“Nádia nunca gostou de circo. Quer dizer, não tanto do circo, mas dos palhaços. Medo nunca foi a questão. No entanto, ela sempre enxergou neles o oposto do que deveria: em vez de alegria, uma certa tristeza escondida sob camadas de maquiagem. Mas foi justamente sob a tenda de um circo que Nádia encontrou o livro que conta a história de sua vida.
Quando sentiu o peso do livro com letras douradas sobre a capa dura bege, um arrepio percorreu sua espinha. Afinal, quando poderia imaginar que, um dia, teria seu passado, presente e futuro nas palmas das próprias mãos – literalmente? O homem misterioso que entregou o livro a Nádia insistiu que ela o abrisse e lesse. Mas ela não hesitou. Com os braços ainda estendidos, ofertou o livro de volta ao homem. E sem olhar para trás, literal e figurativamente, deixou a tenda com a certeza de que algumas histórias não foram feitas para serem lidas. Vivê-las deveria ser mais do que o suficiente”.*
Enquanto lia O Livro de Líbero, uma série de questionamentos e reflexões passearam pela minha mente. Mas o que me acompanhou durante toda a leitura foi: será que eu leria o livro da minha vida? Desde que li a sinopse da obra do brasileiro Alfredo Nugent Setubal, decidi que não, eu não leria o livro da minha vida. E conforme a história de Líbero Perim se desenrolava, mais a minha certeza crescia.
O Livro de Líbero é uma leitura difícil. Não em termos de linguagem ou narrativa – pelo contrário, a escrita de Setubal é de uma fluidez elegante e deliciosa. Mas no sentido de que machuca – como tudo aquilo que nos toca no fundo da alma.
Porque é impossível ler O Livro de Líbero e não se identificar. Não refletir sobre as escolhas que fazemos, e os caminhos pelos quais elas nos levam. Não se angustiar com o fato de que a vida é uma só. E não pensar sobre o quanto nossos erros e arrependimentos, muitas vezes, nos impedem de seguir em frente. O quanto permitimos que eles nos definam. E o quanto isso é doloroso.

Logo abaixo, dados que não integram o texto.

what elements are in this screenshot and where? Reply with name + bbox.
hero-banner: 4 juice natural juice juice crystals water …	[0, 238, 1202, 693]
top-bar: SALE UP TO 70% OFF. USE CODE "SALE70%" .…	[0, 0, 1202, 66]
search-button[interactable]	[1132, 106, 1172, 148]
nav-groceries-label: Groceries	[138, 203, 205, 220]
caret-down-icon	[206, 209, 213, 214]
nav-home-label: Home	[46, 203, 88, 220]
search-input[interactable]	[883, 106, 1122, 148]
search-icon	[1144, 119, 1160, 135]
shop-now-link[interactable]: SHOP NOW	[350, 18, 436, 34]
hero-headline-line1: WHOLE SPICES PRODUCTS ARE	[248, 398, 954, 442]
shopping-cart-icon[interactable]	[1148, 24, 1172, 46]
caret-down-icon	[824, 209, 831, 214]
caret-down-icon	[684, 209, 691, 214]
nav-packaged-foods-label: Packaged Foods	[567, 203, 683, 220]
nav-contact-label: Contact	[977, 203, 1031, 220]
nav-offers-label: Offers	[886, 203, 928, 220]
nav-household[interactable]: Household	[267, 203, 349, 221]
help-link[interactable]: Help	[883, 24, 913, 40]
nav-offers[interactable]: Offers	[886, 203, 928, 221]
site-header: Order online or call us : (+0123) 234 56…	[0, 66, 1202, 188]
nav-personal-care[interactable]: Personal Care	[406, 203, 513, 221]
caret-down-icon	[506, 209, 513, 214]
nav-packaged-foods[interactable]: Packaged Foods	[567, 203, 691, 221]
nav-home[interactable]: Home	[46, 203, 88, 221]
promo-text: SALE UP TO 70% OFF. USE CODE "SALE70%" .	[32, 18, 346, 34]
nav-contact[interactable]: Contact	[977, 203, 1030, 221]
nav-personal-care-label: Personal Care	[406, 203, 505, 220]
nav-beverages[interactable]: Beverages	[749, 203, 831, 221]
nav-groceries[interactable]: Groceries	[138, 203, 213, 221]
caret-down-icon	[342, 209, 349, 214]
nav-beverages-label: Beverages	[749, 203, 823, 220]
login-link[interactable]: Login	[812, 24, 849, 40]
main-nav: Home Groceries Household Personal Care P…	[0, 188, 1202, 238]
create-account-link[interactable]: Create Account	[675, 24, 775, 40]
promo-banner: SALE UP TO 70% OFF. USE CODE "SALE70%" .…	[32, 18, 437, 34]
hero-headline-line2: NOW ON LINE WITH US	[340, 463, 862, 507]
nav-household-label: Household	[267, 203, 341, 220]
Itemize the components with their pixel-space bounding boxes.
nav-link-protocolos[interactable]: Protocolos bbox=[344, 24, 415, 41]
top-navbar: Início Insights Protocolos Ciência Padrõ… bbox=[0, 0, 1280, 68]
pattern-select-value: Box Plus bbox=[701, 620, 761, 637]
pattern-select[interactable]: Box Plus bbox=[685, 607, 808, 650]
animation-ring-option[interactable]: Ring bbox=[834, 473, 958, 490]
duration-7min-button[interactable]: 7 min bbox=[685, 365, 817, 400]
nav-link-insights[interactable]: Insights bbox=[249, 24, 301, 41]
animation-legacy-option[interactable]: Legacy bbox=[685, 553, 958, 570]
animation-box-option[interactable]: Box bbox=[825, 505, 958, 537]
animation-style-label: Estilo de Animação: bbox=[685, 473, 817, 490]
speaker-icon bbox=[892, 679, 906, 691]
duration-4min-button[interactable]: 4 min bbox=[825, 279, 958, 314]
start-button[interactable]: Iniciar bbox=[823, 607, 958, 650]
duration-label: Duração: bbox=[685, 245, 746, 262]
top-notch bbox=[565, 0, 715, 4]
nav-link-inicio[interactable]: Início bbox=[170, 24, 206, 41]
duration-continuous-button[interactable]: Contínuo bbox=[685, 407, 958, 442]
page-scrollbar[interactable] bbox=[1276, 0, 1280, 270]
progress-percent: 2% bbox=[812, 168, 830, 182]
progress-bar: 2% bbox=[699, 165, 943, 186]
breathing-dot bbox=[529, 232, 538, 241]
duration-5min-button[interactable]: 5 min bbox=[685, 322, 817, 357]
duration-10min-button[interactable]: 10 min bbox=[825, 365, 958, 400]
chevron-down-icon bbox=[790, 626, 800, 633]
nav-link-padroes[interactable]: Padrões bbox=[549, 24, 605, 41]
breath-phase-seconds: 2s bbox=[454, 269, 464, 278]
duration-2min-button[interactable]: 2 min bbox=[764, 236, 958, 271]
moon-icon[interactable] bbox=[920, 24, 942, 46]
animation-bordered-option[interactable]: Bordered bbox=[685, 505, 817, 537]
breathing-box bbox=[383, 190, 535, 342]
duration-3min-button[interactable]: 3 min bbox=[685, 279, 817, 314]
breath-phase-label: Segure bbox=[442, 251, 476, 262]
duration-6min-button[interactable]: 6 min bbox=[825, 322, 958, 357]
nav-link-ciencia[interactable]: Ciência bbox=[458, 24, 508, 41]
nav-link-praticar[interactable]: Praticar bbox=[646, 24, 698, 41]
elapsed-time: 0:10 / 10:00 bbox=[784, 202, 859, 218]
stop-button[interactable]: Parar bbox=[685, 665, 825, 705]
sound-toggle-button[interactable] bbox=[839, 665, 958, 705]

Ler O Livro de Líbero foi realmente como assistir à vida de alguém acontecer. Não chorei, mas me emocionei de uma maneira mais profunda. Como se o impacto das escolhas e ações do protagonista se estilhaçasse, se transformando em cacos pontiagudos, salpicados sobre toda a sua existência – e será que não é assim também na realidade? Como se cada pedaço da vida de Líbero tivesse também um pedaço da minha. Porque, de fato, tem. Da de todos nós.
*não resisti à tentação de brincar com o momento em que eu teria a chance de ler (ou não) o livro da minha vida. Mas não se preocupem, a “minha” experiência foi bem diferente da de Líbero, portanto, não tem spoiler.